Ideal Pre-match/Training meals include:

  • Breakfast cereal + reduced fat milk + fruit
  • Porridge + reduced fat milk + fruit juice
  • Toasted muffins or crumpets + honey/jam/syrup
  • Toast with honey/jam/marmalade/Vegemite
  • Baked beans on toast
  • Low fat creamed rice + tinned fruit
  • Pasta topped with tomato based sauce
  • Jacket potato + creamed corn
  • Cereal bar/muesli bar/sports bar + banana
  • Roll or sandwich with banana & honey
  • Fresh fruit salad + yoghurt or low fat dairy dessert
  • Milk Smoothie + yoghurt + any fruit
  • Soy smoothies with soy drink + blended fruit

Recommendations:

  • Try to eat you pre-game meal about 2-4 hours prior to your match to allow sufficient time for your food to be digested and readily usable as fuel.
  • Choose high carbohydrate, low fat foods that are familiar and well tolerated.
  • Experiment in training with the timing and type of meals and snacks to suit your individual preferences.
  • Practice different pre-exercise eating ideas in training, not during competition.
  • Develop a good pre-exercise drinking strategy to start exercise well hydrated.
  • Try a liquid or low fibre meal if pre-competition nerves or other factors cause stomach upset.
  • Monitor the effects of food and drink choices on your performance.
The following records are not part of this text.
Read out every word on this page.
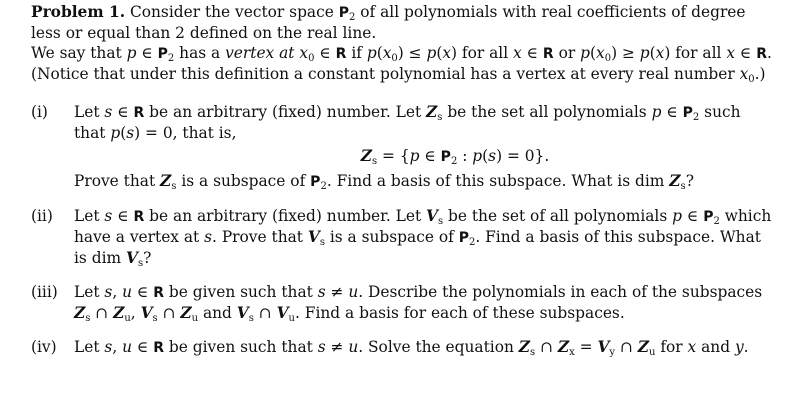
Problem 1. Consider the vector space $P_2$ of all polynomials with real coefficients of degree less or equal than 2 defined on the real line.

We say that p ∈ $P_2$ has a vertex at $x_0$ ∈ R if $p(x_0) \le p(x)$ for all x ∈ R or $p(x_0) \ge p(x)$ for all x ∈ R. (Notice that under this definition a constant polynomial has a vertex at every real number $x_0$.)

(i) Let s ∈ R be an arbitrary (fixed) number. Let $Z_s$ be the set all polynomials p ∈ $P_2$ such that p(s) = 0, that is,

$Z_s = \{p$ ∈ $P_2$ : p(s) = 0}.

Prove that $Z_s$ is a subspace of $P_2$. Find a basis of this subspace. What is dim $Z_s$?

(ii) Let s ∈ R be an arbitrary (fixed) number. Let $V_s$ be the set of all polynomials p ∈ $P_2$ which have a vertex at s. Prove that $V_s$ is a subspace of $P_2$. Find a basis of this subspace. What is dim $V_s$?

(iii) Let s, u ∈ R be given such that s ≠ u. Describe the polynomials in each of the subspaces $Z_s$ ∩ $Z_u$, $V_s$ ∩ $Z_u$ and $V_s$ ∩ $V_u$. Find a basis for each of these subspaces.

(iv) Let s, u ∈ R be given such that s ≠ u. Solve the equation $Z_s$ ∩ $Z_x = V_y$ ∩ $Z_u$ for x and y.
Post-Match/Training Nutrition for Recovery

Traditionally, tennis players have considered carbohydrate only on the eve of the match. Players need to ensure that they consume suitable amounts of nutrient dense carbohydrates to help replenish glycogen stores and high quality protein sources to help repair muscle damage. Muscle damage and injury, caused for example by training or lifting weights, will increase both carbohydrate and protein requirements. Active recovery should begin as soon as each exercise session finishes (within 15-30 minutes). A recovery snack followed with the resumption of the moderate carbohydrate diet will aid the recovery process. Elite tennis players have highly developed nutrition recovery strategies focused around carbohydrate replenishment, protein for repair and regeneration of muscle tissue, fluid to reverse dehydration, and other nutrients to help reduce the impact of tennis matches and training on the body.
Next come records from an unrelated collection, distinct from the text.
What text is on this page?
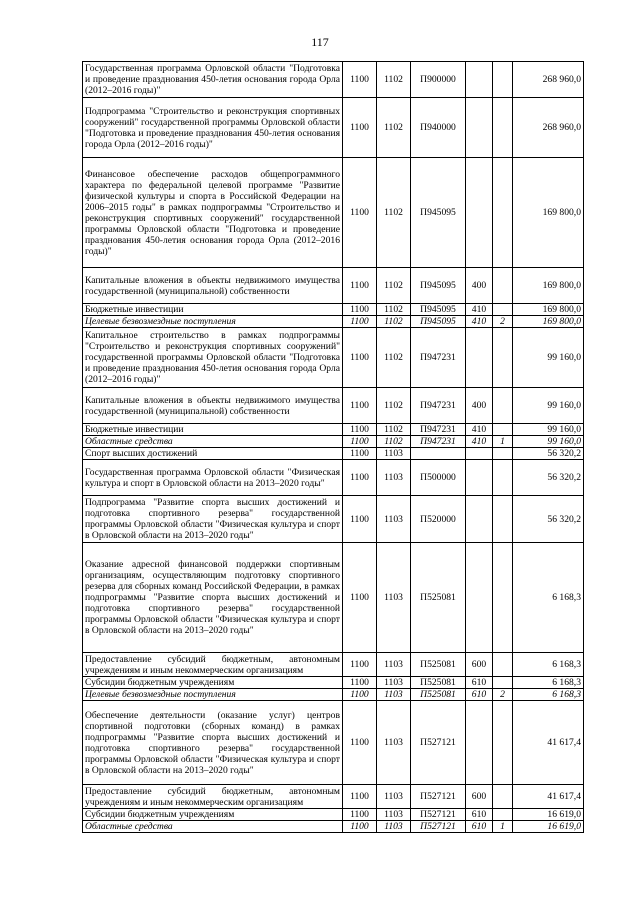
117
Государственная программа Орловской области "Подготовка и проведение празднования 450-летия основания города Орла (2012–2016 годы)"	1100	1102	П900000			268 960,0
Подпрограмма "Строительство и реконструкция спортивных сооружений" государственной программы Орловской области "Подготовка и проведение празднования 450-летия основания города Орла (2012–2016 годы)"	1100	1102	П940000			268 960,0
Финансовое обеспечение расходов общепрограммного характера по федеральной целевой программе "Развитие физической культуры и спорта в Российской Федерации на 2006–2015 годы" в рамках подпрограммы "Строительство и реконструкция спортивных сооружений" государственной программы Орловской области "Подготовка и проведение празднования 450-летия основания города Орла (2012–2016 годы)"	1100	1102	П945095			169 800,0
Капитальные вложения в объекты недвижимого имущества государственной (муниципальной) собственности	1100	1102	П945095	400		169 800,0
Бюджетные инвестиции	1100	1102	П945095	410		169 800,0
Целевые безвозмездные поступления	1100	1102	П945095	410	2	169 800,0
Капитальное строительство в рамках подпрограммы "Строительство и реконструкция спортивных сооружений" государственной программы Орловской области "Подготовка и проведение празднования 450-летия основания города Орла (2012–2016 годы)"	1100	1102	П947231			99 160,0
Капитальные вложения в объекты недвижимого имущества государственной (муниципальной) собственности	1100	1102	П947231	400		99 160,0
Бюджетные инвестиции	1100	1102	П947231	410		99 160,0
Областные средства	1100	1102	П947231	410	1	99 160,0
Спорт высших достижений	1100	1103				56 320,2
Государственная программа Орловской области "Физическая культура и спорт в Орловской области на 2013–2020 годы"	1100	1103	П500000			56 320,2
Подпрограмма "Развитие спорта высших достижений и подготовка спортивного резерва" государственной программы Орловской области "Физическая культура и спорт в Орловской области на 2013–2020 годы"	1100	1103	П520000			56 320,2
Оказание адресной финансовой поддержки спортивным организациям, осуществляющим подготовку спортивного резерва для сборных команд Российской Федерации, в рамках подпрограммы "Развитие спорта высших достижений и подготовка спортивного резерва" государственной программы Орловской области "Физическая культура и спорт в Орловской области на 2013–2020 годы"	1100	1103	П525081			6 168,3
Предоставление субсидий бюджетным, автономным учреждениям и иным некоммерческим организациям	1100	1103	П525081	600		6 168,3
Субсидии бюджетным учреждениям	1100	1103	П525081	610		6 168,3
Целевые безвозмездные поступления	1100	1103	П525081	610	2	6 168,3
Обеспечение деятельности (оказание услуг) центров спортивной подготовки (сборных команд) в рамках подпрограммы "Развитие спорта высших достижений и подготовка спортивного резерва" государственной программы Орловской области "Физическая культура и спорт в Орловской области на 2013–2020 годы"	1100	1103	П527121			41 617,4
Предоставление субсидий бюджетным, автономным учреждениям и иным некоммерческим организациям	1100	1103	П527121	600		41 617,4
Субсидии бюджетным учреждениям	1100	1103	П527121	610		16 619,0
Областные средства	1100	1103	П527121	610	1	16 619,0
Recovery after a workout or competitive event encompasses a number of nutrition-related processes including the three R’s:

  • Refuelling
  • Repair and adaptation
  • Rehydration

Examples of post-exercise snacks

Carbohydrate-focused:

  • Sports drinks
  • Fruit juice
  • Banana sandwich
  • Fresh fruit, canned fruit
  • Muffins
  • Breakfast bar, muesli bar
  • Sports bar

Carbohydrate + protein focused:

  • Fruit smoothie (milk, banana, yoghurt)
  • Liquid meal supplement (e.g. Sustagen Sport)
  • Breakfast cereal + milk and fruit
  • Sandwich or roll including meat/cheese/chicken in filling
  • Baked potato + baked beans + grated cheese

Examples of post match meals that have the ideal mix of protein and carbohydrates, while limiting fat intake.

  • Chicken and vegetable risotto
  • Pasta with chicken or lean meat and tomato sauce
  • Add vegetables or salad
  • Home-made pizza
  • Beef and vegetable stir-fry with rice or noodles

Recommendations

  • Aim to begin re-fuelling and rehydrating as soon as possible following the completion of exercise (within 15-30 minutes).
  • After exercise, recovery will be sped up by choosing meals and snacks providing fluid, carbohydrate and protein. Sports drinks are beneficial here as they not only replace lost fluid and carbohydrates, but also start the process of replenishing your lost electrolytes.
  • Players should aim to replace 1.5 times their weight lost during activity with fluids. Example: If you lose 1kg during exercise, then you must drink 1.5L of fluid during the hours following the completion of exercise.